Laut neuen Untersuchungen ist 1 von 10 Menschen in den USA an Nahrungsmittelallergien erkrankt, während fast doppelt so viele fälschlicherweise glauben, sie seien lebensmittelallergisch.

Die Forscher befragten mehr als 40.000 Erwachsene im ganzen Land und stellten fest, dass etwa 10 Prozent gegen ein oder mehrere Lebensmittel allergisch waren.

Sie entdeckten jedoch auch, dass 19 Prozent ihrer Probanden angaben, gegen bestimmte Lebensmittel allergisch zu sein, obwohl sie nicht die körperlichen Reaktionen erlebten, die normalerweise mit einer echten Lebensmittelallergie einhergehen.

Während es keine Frage gibt, dass Nahrungsmittelallergien real sind - und für einige möglicherweise lebensbedrohlich -, können Menschen, die sich ohne Rücksprache mit einem Arzt als Nahrungsmittelallergiker diagnostizieren, ihre Symptome möglicherweise als allergische Reaktion falsch interpretieren, schrieben die Autoren der Studie.

In diesen Fällen könnte das, was die Personen erlebten, eher ein Zeichen einer Nahrungsmittelunverträglichkeit "oder anderer lebensmittelbedingter Zustände" als eine echte allergische Reaktion sein, so der leitende Studienautor Dr.
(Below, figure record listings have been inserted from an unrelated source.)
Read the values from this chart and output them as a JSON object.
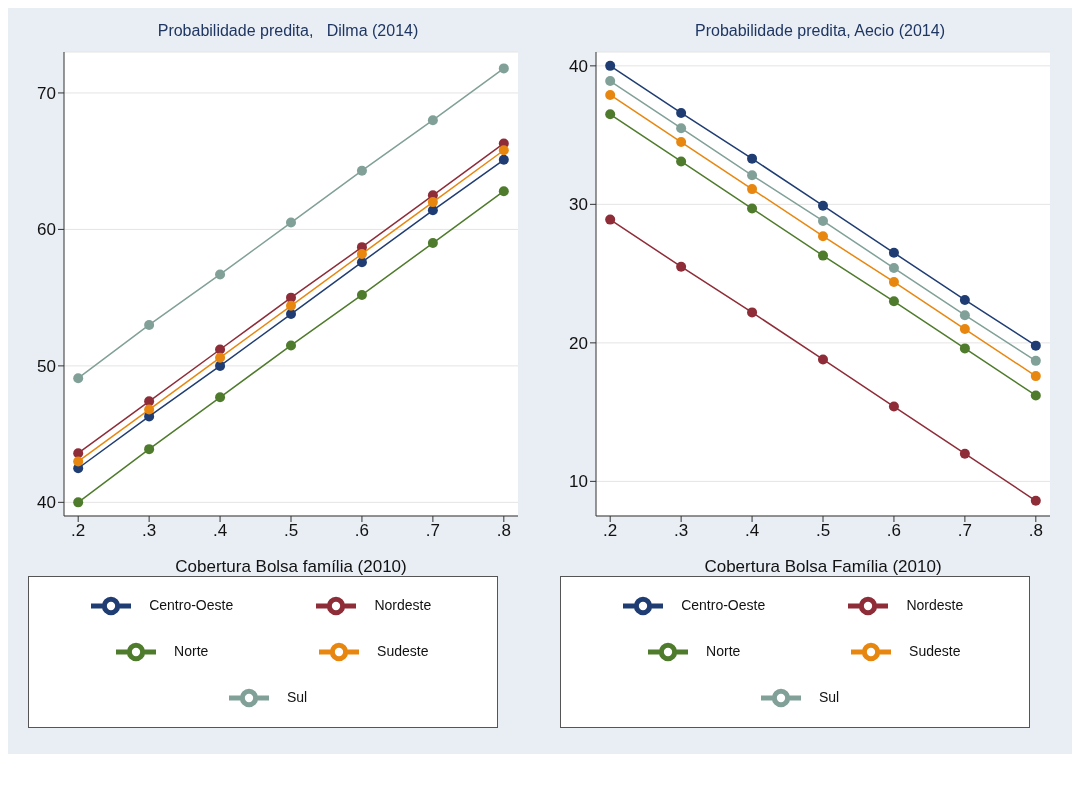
{
  "chart_data": [
    {
      "type": "line",
      "title": "Probabilidade predita,   Dilma (2014)",
      "xlabel": "Cobertura Bolsa família (2010)",
      "x": [
        0.2,
        0.3,
        0.4,
        0.5,
        0.6,
        0.7,
        0.8
      ],
      "xlim": [
        0.18,
        0.82
      ],
      "xticks": [
        {
          "value": 0.2,
          "label": ".2"
        },
        {
          "value": 0.3,
          "label": ".3"
        },
        {
          "value": 0.4,
          "label": ".4"
        },
        {
          "value": 0.5,
          "label": ".5"
        },
        {
          "value": 0.6,
          "label": ".6"
        },
        {
          "value": 0.7,
          "label": ".7"
        },
        {
          "value": 0.8,
          "label": ".8"
        }
      ],
      "ylim": [
        39,
        73
      ],
      "yticks": [
        40,
        50,
        60,
        70
      ],
      "grid": "y",
      "legend": "bottom",
      "marker": "circle",
      "line_style": "solid",
      "series": [
        {
          "name": "Centro-Oeste",
          "color": "#1f3d73",
          "values": [
            42.5,
            46.3,
            50.0,
            53.8,
            57.6,
            61.4,
            65.1
          ]
        },
        {
          "name": "Nordeste",
          "color": "#8e2c38",
          "values": [
            43.6,
            47.4,
            51.2,
            55.0,
            58.7,
            62.5,
            66.3
          ]
        },
        {
          "name": "Norte",
          "color": "#4f7b2c",
          "values": [
            40.0,
            43.9,
            47.7,
            51.5,
            55.2,
            59.0,
            62.8
          ]
        },
        {
          "name": "Sudeste",
          "color": "#e8870f",
          "values": [
            43.0,
            46.8,
            50.6,
            54.4,
            58.2,
            62.0,
            65.8
          ]
        },
        {
          "name": "Sul",
          "color": "#80a098",
          "values": [
            49.1,
            53.0,
            56.7,
            60.5,
            64.3,
            68.0,
            71.8
          ]
        }
      ]
    },
    {
      "type": "line",
      "title": "Probabilidade predita, Aecio (2014)",
      "xlabel": "Cobertura Bolsa Família (2010)",
      "x": [
        0.2,
        0.3,
        0.4,
        0.5,
        0.6,
        0.7,
        0.8
      ],
      "xlim": [
        0.18,
        0.82
      ],
      "xticks": [
        {
          "value": 0.2,
          "label": ".2"
        },
        {
          "value": 0.3,
          "label": ".3"
        },
        {
          "value": 0.4,
          "label": ".4"
        },
        {
          "value": 0.5,
          "label": ".5"
        },
        {
          "value": 0.6,
          "label": ".6"
        },
        {
          "value": 0.7,
          "label": ".7"
        },
        {
          "value": 0.8,
          "label": ".8"
        }
      ],
      "ylim": [
        7.5,
        41
      ],
      "yticks": [
        10,
        20,
        30,
        40
      ],
      "grid": "y",
      "legend": "bottom",
      "marker": "circle",
      "line_style": "solid",
      "series": [
        {
          "name": "Centro-Oeste",
          "color": "#1f3d73",
          "values": [
            40.0,
            36.6,
            33.3,
            29.9,
            26.5,
            23.1,
            19.8
          ]
        },
        {
          "name": "Nordeste",
          "color": "#8e2c38",
          "values": [
            28.9,
            25.5,
            22.2,
            18.8,
            15.4,
            12.0,
            8.6
          ]
        },
        {
          "name": "Norte",
          "color": "#4f7b2c",
          "values": [
            36.5,
            33.1,
            29.7,
            26.3,
            23.0,
            19.6,
            16.2
          ]
        },
        {
          "name": "Sudeste",
          "color": "#e8870f",
          "values": [
            37.9,
            34.5,
            31.1,
            27.7,
            24.4,
            21.0,
            17.6
          ]
        },
        {
          "name": "Sul",
          "color": "#80a098",
          "values": [
            38.9,
            35.5,
            32.1,
            28.8,
            25.4,
            22.0,
            18.7
          ]
        }
      ]
    }
  ]
}
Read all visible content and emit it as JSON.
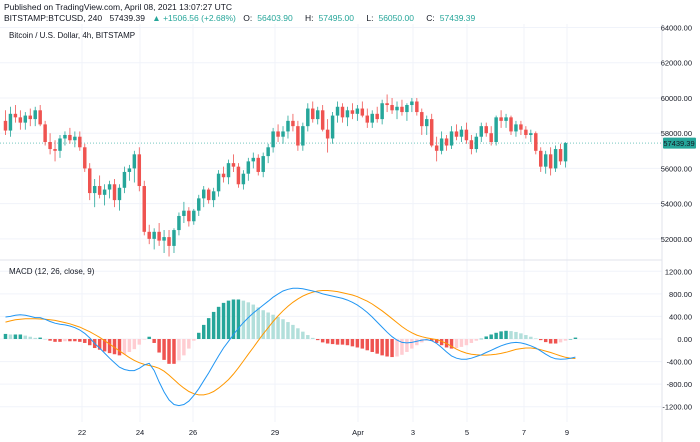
{
  "header": {
    "published": "Published on TradingView.com, April 08, 2021 13:07:27 UTC",
    "symbol_interval": "BITSTAMP:BTCUSD, 240",
    "last": "57439.39",
    "change": "▲ +1506.56 (+2.68%)",
    "o_label": "O:",
    "o_value": "56403.90",
    "h_label": "H:",
    "h_value": "57495.00",
    "l_label": "L:",
    "l_value": "56050.00",
    "c_label": "C:",
    "c_value": "57439.39"
  },
  "colors": {
    "up": "#26a69a",
    "down": "#ef5350",
    "hist_up_strong": "#26a69a",
    "hist_up_weak": "#b2dfdb",
    "hist_down_strong": "#ef5350",
    "hist_down_weak": "#ffcdd2",
    "macd_line": "#2196f3",
    "signal_line": "#ff9800",
    "price_tag": "#26a69a"
  },
  "chart_data": [
    {
      "type": "candlestick",
      "title": "Bitcoin / U.S. Dollar, 4h, BITSTAMP",
      "y_ticks": [
        "64000.00",
        "62000.00",
        "60000.00",
        "58000.00",
        "56000.00",
        "54000.00",
        "52000.00"
      ],
      "ylim": [
        50800,
        64200
      ],
      "x_ticks": [
        "22",
        "24",
        "26",
        "29",
        "Apr",
        "3",
        "5",
        "7",
        "9"
      ],
      "last_price_label": "57439.39",
      "last_price": 57439.39,
      "candles": [
        [
          58700,
          59300,
          57900,
          58150
        ],
        [
          58150,
          59500,
          57800,
          59100
        ],
        [
          59100,
          59600,
          58600,
          58900
        ],
        [
          58900,
          59300,
          58200,
          58600
        ],
        [
          58600,
          59200,
          58200,
          59000
        ],
        [
          59000,
          59400,
          58400,
          58800
        ],
        [
          58800,
          59500,
          58400,
          59300
        ],
        [
          59300,
          59600,
          58400,
          58500
        ],
        [
          58500,
          58700,
          57300,
          57500
        ],
        [
          57500,
          58000,
          56800,
          57100
        ],
        [
          57100,
          57600,
          56400,
          57000
        ],
        [
          57000,
          57900,
          56600,
          57700
        ],
        [
          57700,
          58100,
          57300,
          57900
        ],
        [
          57900,
          58300,
          57400,
          57600
        ],
        [
          57600,
          58100,
          57200,
          57800
        ],
        [
          57800,
          58100,
          57000,
          57200
        ],
        [
          57200,
          57400,
          55800,
          56000
        ],
        [
          56000,
          56300,
          54200,
          54600
        ],
        [
          54600,
          55400,
          53800,
          55000
        ],
        [
          55000,
          55600,
          54300,
          54500
        ],
        [
          54500,
          55100,
          53900,
          54800
        ],
        [
          54800,
          55300,
          54300,
          55100
        ],
        [
          55100,
          55400,
          53800,
          54200
        ],
        [
          54200,
          55100,
          53600,
          54900
        ],
        [
          54900,
          56100,
          54600,
          55800
        ],
        [
          55800,
          56200,
          55300,
          56000
        ],
        [
          56000,
          57000,
          55200,
          56800
        ],
        [
          56800,
          57200,
          54700,
          55000
        ],
        [
          55000,
          55300,
          52200,
          52400
        ],
        [
          52400,
          52800,
          51700,
          52000
        ],
        [
          52000,
          52600,
          51400,
          52400
        ],
        [
          52400,
          52900,
          51600,
          51900
        ],
        [
          51900,
          52500,
          51200,
          52100
        ],
        [
          52100,
          52500,
          51000,
          51600
        ],
        [
          51600,
          52600,
          51200,
          52500
        ],
        [
          52500,
          53500,
          52200,
          53300
        ],
        [
          53300,
          54100,
          52900,
          53600
        ],
        [
          53600,
          53800,
          52700,
          53000
        ],
        [
          53000,
          53700,
          52800,
          53600
        ],
        [
          53600,
          54500,
          53300,
          54300
        ],
        [
          54300,
          55000,
          53800,
          54800
        ],
        [
          54800,
          54900,
          54000,
          54200
        ],
        [
          54200,
          54900,
          53800,
          54700
        ],
        [
          54700,
          55900,
          54400,
          55700
        ],
        [
          55700,
          56100,
          55200,
          55500
        ],
        [
          55500,
          56500,
          55100,
          56300
        ],
        [
          56300,
          56800,
          55800,
          56100
        ],
        [
          56100,
          56300,
          54900,
          55100
        ],
        [
          55100,
          55900,
          54800,
          55700
        ],
        [
          55700,
          56600,
          55300,
          56400
        ],
        [
          56400,
          56900,
          56000,
          56600
        ],
        [
          56600,
          56800,
          55600,
          55800
        ],
        [
          55800,
          56900,
          55500,
          56700
        ],
        [
          56700,
          57400,
          56300,
          57200
        ],
        [
          57200,
          58300,
          56900,
          58100
        ],
        [
          58100,
          58500,
          57500,
          57800
        ],
        [
          57800,
          58400,
          57400,
          58100
        ],
        [
          58100,
          59000,
          57700,
          58700
        ],
        [
          58700,
          59100,
          58100,
          58400
        ],
        [
          58400,
          58700,
          57000,
          57300
        ],
        [
          57300,
          58600,
          57000,
          58400
        ],
        [
          58400,
          59700,
          58100,
          59400
        ],
        [
          59400,
          59800,
          58600,
          58800
        ],
        [
          58800,
          59500,
          58500,
          59300
        ],
        [
          59300,
          59600,
          58100,
          58200
        ],
        [
          58200,
          58800,
          56900,
          57700
        ],
        [
          57700,
          59200,
          57400,
          59000
        ],
        [
          59000,
          59800,
          58600,
          59500
        ],
        [
          59500,
          59700,
          58600,
          58900
        ],
        [
          58900,
          59500,
          58400,
          59300
        ],
        [
          59300,
          59700,
          58800,
          59100
        ],
        [
          59100,
          59600,
          58700,
          59400
        ],
        [
          59400,
          59800,
          58900,
          59000
        ],
        [
          59000,
          59400,
          58300,
          58600
        ],
        [
          58600,
          59300,
          58300,
          59100
        ],
        [
          59100,
          59500,
          58600,
          58800
        ],
        [
          58800,
          59900,
          58500,
          59700
        ],
        [
          59700,
          60200,
          59200,
          59600
        ],
        [
          59600,
          60000,
          59100,
          59300
        ],
        [
          59300,
          59800,
          58800,
          59500
        ],
        [
          59500,
          59900,
          59000,
          59200
        ],
        [
          59200,
          59700,
          58700,
          59600
        ],
        [
          59600,
          60000,
          59200,
          59800
        ],
        [
          59800,
          60000,
          59000,
          59200
        ],
        [
          59200,
          59400,
          57900,
          58400
        ],
        [
          58400,
          59000,
          57900,
          58800
        ],
        [
          58800,
          59100,
          57200,
          57300
        ],
        [
          57300,
          57800,
          56400,
          57000
        ],
        [
          57000,
          58100,
          56800,
          57700
        ],
        [
          57700,
          57900,
          57000,
          57300
        ],
        [
          57300,
          58400,
          57100,
          58100
        ],
        [
          58100,
          58500,
          57600,
          57800
        ],
        [
          57800,
          58400,
          57500,
          58200
        ],
        [
          58200,
          58600,
          57400,
          57600
        ],
        [
          57600,
          57900,
          56800,
          57100
        ],
        [
          57100,
          58000,
          56900,
          57800
        ],
        [
          57800,
          58600,
          57500,
          58400
        ],
        [
          58400,
          58600,
          57800,
          58000
        ],
        [
          58000,
          58400,
          57300,
          57500
        ],
        [
          57500,
          59000,
          57300,
          58900
        ],
        [
          58900,
          59300,
          58300,
          58700
        ],
        [
          58700,
          59100,
          58300,
          58900
        ],
        [
          58900,
          59000,
          57900,
          58100
        ],
        [
          58100,
          58700,
          57800,
          58500
        ],
        [
          58500,
          58700,
          57900,
          58200
        ],
        [
          58200,
          58400,
          57700,
          57900
        ],
        [
          57900,
          58200,
          57500,
          58000
        ],
        [
          58000,
          58100,
          56800,
          57000
        ],
        [
          57000,
          57200,
          55800,
          56100
        ],
        [
          56100,
          57000,
          55700,
          56800
        ],
        [
          56800,
          57200,
          55600,
          56000
        ],
        [
          56000,
          57300,
          55800,
          57100
        ],
        [
          57100,
          57400,
          56200,
          56400
        ],
        [
          56400,
          57495,
          56050,
          57439.39
        ]
      ]
    },
    {
      "type": "macd",
      "title": "MACD (12, 26, close, 9)",
      "y_ticks": [
        "1200.00",
        "800.00",
        "400.00",
        "0.00",
        "-400.00",
        "-800.00",
        "-1200.00"
      ],
      "ylim": [
        -1400,
        1400
      ],
      "series": [
        {
          "macd": [
            390,
            400,
            420,
            430,
            420,
            400,
            380,
            380,
            350,
            310,
            280,
            260,
            250,
            230,
            200,
            160,
            100,
            20,
            -80,
            -160,
            -250,
            -340,
            -420,
            -500,
            -540,
            -560,
            -560,
            -520,
            -460,
            -430,
            -560,
            -760,
            -940,
            -1080,
            -1160,
            -1180,
            -1160,
            -1100,
            -1000,
            -880,
            -740,
            -600,
            -450,
            -300,
            -160,
            -40,
            80,
            190,
            290,
            380,
            460,
            530,
            600,
            670,
            740,
            800,
            850,
            880,
            900,
            900,
            890,
            870,
            850,
            830,
            800,
            780,
            760,
            740,
            720,
            690,
            650,
            600,
            540,
            470,
            390,
            300,
            210,
            120,
            40,
            -20,
            -60,
            -70,
            -60,
            -40,
            -20,
            -10,
            -30,
            -80,
            -150,
            -230,
            -300,
            -340,
            -360,
            -360,
            -340,
            -310,
            -280,
            -240,
            -200,
            -160,
            -120,
            -90,
            -70,
            -60,
            -70,
            -90,
            -120,
            -160,
            -210,
            -270,
            -320,
            -350,
            -360,
            -355,
            -340,
            -320
          ]
        },
        {
          "signal": [
            300,
            320,
            340,
            350,
            360,
            360,
            360,
            355,
            350,
            340,
            330,
            310,
            290,
            270,
            240,
            210,
            170,
            130,
            80,
            30,
            -30,
            -90,
            -150,
            -210,
            -270,
            -330,
            -380,
            -420,
            -450,
            -470,
            -490,
            -520,
            -570,
            -640,
            -720,
            -800,
            -870,
            -930,
            -970,
            -990,
            -990,
            -970,
            -930,
            -870,
            -800,
            -720,
            -620,
            -510,
            -390,
            -270,
            -150,
            -30,
            90,
            200,
            310,
            410,
            500,
            580,
            650,
            710,
            760,
            800,
            830,
            850,
            860,
            860,
            850,
            840,
            820,
            800,
            780,
            750,
            710,
            670,
            620,
            560,
            500,
            430,
            360,
            290,
            220,
            160,
            110,
            70,
            40,
            20,
            5,
            -10,
            -40,
            -80,
            -130,
            -180,
            -220,
            -250,
            -270,
            -280,
            -285,
            -285,
            -280,
            -270,
            -255,
            -235,
            -210,
            -185,
            -170,
            -160,
            -160,
            -170,
            -190,
            -215,
            -240,
            -270,
            -300,
            -325,
            -340,
            -345
          ]
        }
      ]
    }
  ]
}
Ruchi Gupta, Kinderarzt und Professor für Pädiatrie an der Feinberg School of Northwestern University Medizin in Illinois, sagte in einer Erklärung.

Allergische Reaktionen sind die Reaktion des Immunsystems auf einen Auslöser, der als Bedrohung wahrgenommen wird. In Bezug auf Lebensmittelallergien sendet eine bestimmte Art von Lebensmitteln - wie Nüsse, Schalentiere, Weizen oder Milchprodukte - ein Alarmsignal an ihr Immunsystem und löst nach Angaben der Centers for Disease Control Reaktionen aus, die zwischen den einzelnen Personen sehr unterschiedlich sein können und Prävention (CDC).

Zu den Symptomen von Nahrungsmittelallergien können Nesselsucht, Juckreiz und Schwellung in Nase und Rachen sowie Magenschmerzen oder Übelkeit gehören. In extremen Fällen können Nahrungsmittelallergien zu einer Anaphylaxie führen - einem Schockzustand, der von niedrigem Blutdruck und verengten Atemwegen begleitet wird -, der laut der Mayo-Klinik tödlich sein kann, wenn er nicht behandelt wird.

Laut der Studie sind Schalentiere das häufigste Nahrungsmittelallergen in den USA und betreffen etwa 7 Millionen Erwachsene. Milchallergien betreffen fast 5 Millionen Menschen, dicht gefolgt von Erdnussallergien, von denen etwa 5 Millionen Menschen betroffen sind. Andere weit verbreitete Allergene sind Baumnüsse, Fisch, Eier, Weizen, Soja und Sesam, berichteten die Wissenschaftler.

Allergien können manchmal unerwartet vererbt oder erworben werden - Bisse von einer Art Zecke wurden mit dem Ausbruch einer Fleischallergie in Verbindung gebracht, und eine Frau, die kürzlich eine Lungentransplantation erhalten hat, hat auch die Erdnussallergie ihres Organspenders erworben.

Tatsächlich kommt es im Erwachsenenalter häufiger als erwartet zu Nahrungsmittelallergien, berichteten die Wissenschaftler. Sie erfuhren aus den Umfragen, dass etwa 48 Prozent der Probanden mit Lebensmittelallergien mindestens einen von ihnen als Erwachsener erlebten.

"Wir waren überrascht, dass Nahrungsmittelallergien bei Erwachsenen so häufig waren", sagte Gupta.

Wenn eine Person den Verdacht hat, eine Nahrungsmittelallergie zu haben, ist es wichtig, dass sie einen Arzt zum Testen und zur Diagnose aufsucht, bevor sie versucht, das Problem zu beheben, indem sie Lebensmittel aus ihrer Ernährung streicht, sagte Gupta in der Erklärung.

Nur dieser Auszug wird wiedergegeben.